En la ciudad, las opiniones se reparten entre la hostelería, los estancos y los propios consumidores. Algunos de los establecimientos más céntricos consultados aseguran que ya se han ido adaptando a un entorno cada vez más regulado. «Ya nos hemos preparado y seguimos preparándonos para ello», afirma un estanquero, que explica que el sector ha dejado atrás los grandes expositores o los neones excesivamente llamativos.
En el gremio hay escepticismo sobre el impacto real de la medida, sobre todo en la hostelería. «No creo que la ley vaya hacia delante. La hostelería es lo que mueve el PIB de España», sostiene uno de ellos. Otro plantea una duda muy repetida entre quienes ven la reforma con recelo: «Igual tú no vas a tomar un café si no puedes fumar; te lo fumas en tu casa». Pese a esas críticas, varios profesionales del sector consideran que la normativa no tendría un impacto decisivo en sus negocios, aunque sí expresan quejas por el aumento constante de la regulación.
Los hosteleros también se dividen. Algunos observan la reforma con preocupación. Es el caso de Brissa, responsable de la cafetería ECOS, que cree que parte de la clientela podría sentirse condicionada. «La gente que viene a tomar algo y aprovecha y fuma, a lo mejor se cohíbe», explica. Aun así, tampoco cree que el hábito desaparezca de un día para otro: «La gente va a fumar igual».
Otros negocios afrontan el cambio con más tranquilidad y recuerdan lo ocurrido cuando se prohibió fumar en el interior de bares y restaurantes. «Yo creo que cada vez fuma menos gente en la terraza. Al final pasará como cuando lo prohibieron dentro, que parecía que se iba a acabar el mundo y no pasó nada», apunta el responsable de un restaurante-cafetería.

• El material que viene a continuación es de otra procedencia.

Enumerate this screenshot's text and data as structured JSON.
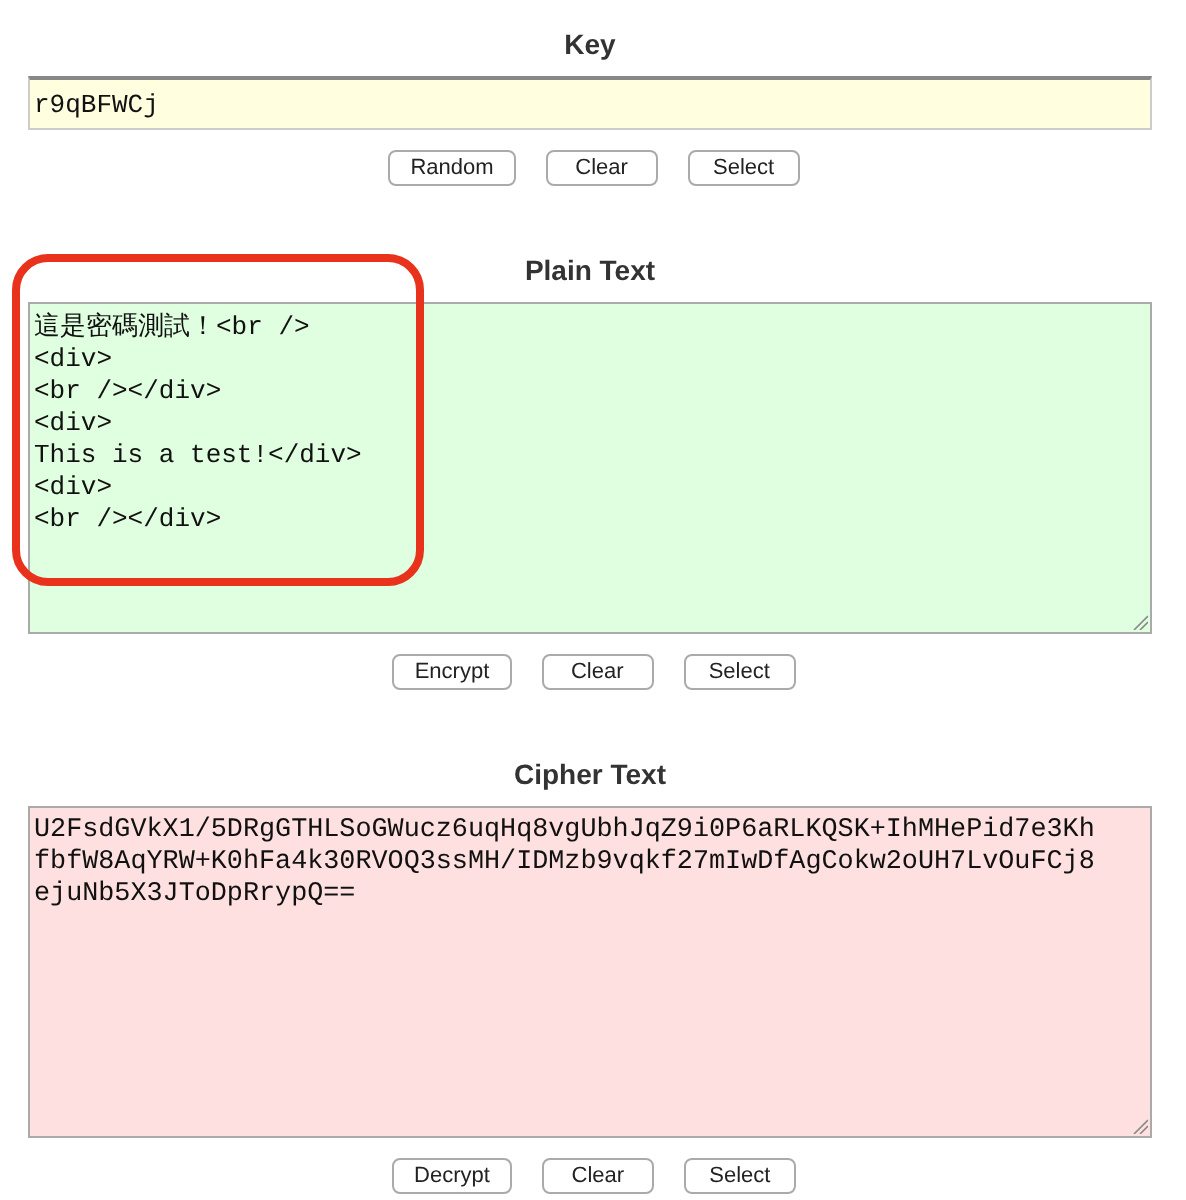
{
  "sections": [
    {
      "kind": "key",
      "title": "Key",
      "value": "r9qBFWCj",
      "buttons": [
        "Random",
        "Clear",
        "Select"
      ]
    },
    {
      "kind": "plain",
      "title": "Plain Text",
      "value": "這是密碼測試！<br />\n<div>\n<br /></div>\n<div>\nThis is a test!</div>\n<div>\n<br /></div>",
      "buttons": [
        "Encrypt",
        "Clear",
        "Select"
      ],
      "annotations": [
        {
          "kind": "outline"
        }
      ]
    },
    {
      "kind": "cipher",
      "title": "Cipher Text",
      "value": "U2FsdGVkX1/5DRgGTHLSoGWucz6uqHq8vgUbhJqZ9i0P6aRLKQSK+IhMHePid7e3Kh\nfbfW8AqYRW+K0hFa4k30RVOQ3ssMH/IDMzb9vqkf27mIwDfAgCokw2oUH7LvOuFCj8\nejuNb5X3JToDpRrypQ==",
      "buttons": [
        "Decrypt",
        "Clear",
        "Select"
      ]
    }
  ]
}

El debate tampoco se queda en mostradores y barras. En la calle, fumadores y no fumadores interpretan la reforma de formas muy distintas. Carla, fumadora diaria, considera que la medida es contradictoria. «Es una tontería que prohíban fumar ahora, pero sigan vendiendo tabaco», opina. Como alternativa, propone dividir espacios: «Podrían hacer una parte de terrazas para fumadores y otra para no fumadores».
Entre quienes no fuman, las reacciones van desde la indiferencia hasta el apoyo abierto. Hay quien reconoce que la medida «le da igual», porque evita sentarse cerca del humo o porque no le afecta de forma directa. Otros, en cambio, defienden cualquier paso que contribuya a reducir el consumo. «Estoy a favor de cualquier medio que ayude a reducir el consumo de tabaco», resume una vecina.
Para unos, la reforma supone una intromisión en la hostelería y en la libertad individual. Para otros, es un avance lógico en salud pública y convivencia. Entre críticas, apoyos e indiferencia, Vigo se asoma a un nuevo escenario sin humo en espacios donde hasta ahora el cigarro seguía formando parte de la rutina. Queda por ver cómo evolucionará la tramitación de la norma y cuál será su impacto real en terrazas, playas y demás rincones de la vida cotidiana.
Suscríbete para seguir leyendo
- El eclipse desde los cielos gallegos: un avión privado desde Suiza a Peinador, dos A400M militares franceses y decenas de avionetas en el interior
- La Policía Local de Vigo rescata a una joven arrastrada por la corriente unos 50 metros en la desembocadura del Lagares
- Así afecta la presencia de E. coli en las playas de Vigo: esto es lo que pasa si te bañas
- «A Xeitosa» cumple un siglo: cinco generaciones unidas en Vigo alrededor de la casa de Gómez Román
- Qué supermercados, tiendas y centros comerciales abren en Vigo este 15 de agosto: todos los horarios
- De una valla de ocho metros al «sí, quiero»: Patricia y Rubén ya son marido y mujer
- ¿Qué hay detrás de los vertidos fecales que afectan a la ría de Vigo?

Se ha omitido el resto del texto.